Attorneys Representing Clients In

New Hampshire And Massachusetts

Facing charges after a marijuana breath test?

When a New Hampshire police officer makes a traffic stop, the driver in question may be asked to step out of the vehicle, especially if the patrol officer suspects that he or she is impaired. Most people are, at least, somewhat familiar with field sobriety tests, which police often use to determine if they have probable cause to make a DUI arrest. However, there are also devices today that can be used to detect marijuana on a person’s breath as opposed to a traditional Breathalyzer device that tests for alcohol.

Marijuana breath device determines when the drug was smoked

A device that detects the presence of marijuana on a person’s breath can do a lot more than identify the presence of the drug. It can also determine the time frame within which the person being tested likely smoked the drug. This information could prompt a traffic officer to arrest a driver for suspected impairment.

Other tests during a traffic stop

A person who has been asked to exit his or her vehicle during a traffic stop might also be asked to take a field sobriety test. Such tests often include a walk-and-turn test, one-leg stance test or horizontal gaze nystagmus test, which is a test to observe the eye movement when a person is tracking an object without using his or her head. If a police officer issues a failing score to a driver who has taken a sobriety test, it does not necessarily mean the police officer suspects alcohol consumption. He or she might suspect that the driver is high on marijuana.

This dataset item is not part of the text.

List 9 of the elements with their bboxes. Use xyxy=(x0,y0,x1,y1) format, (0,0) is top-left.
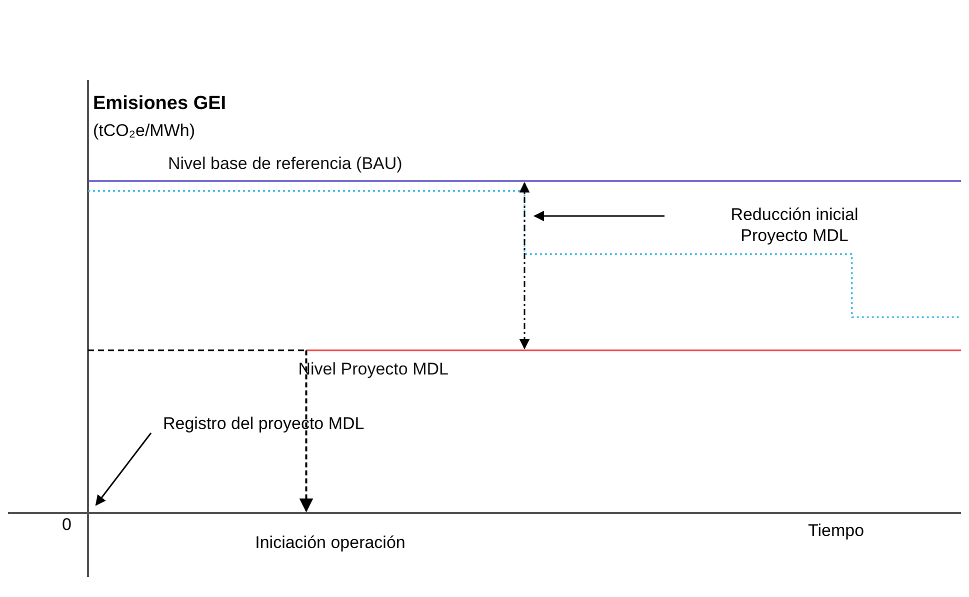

An arrest does not automatically lead to conviction

A New Hampshire driver, like any other person charged with a crime, is guaranteed an opportunity to refute impaired driving charges in court. If such charges include “driving under the influence of marijuana,” it is a good idea to request legal representation from an attorney who is experienced in drug-related litigation. There are often several steps an attorney can take to help a defendant mitigate his or her circumstances; in fact, an attorney is sometimes able to get a case dismissed, especially if a person’s rights were violated during the arrest process.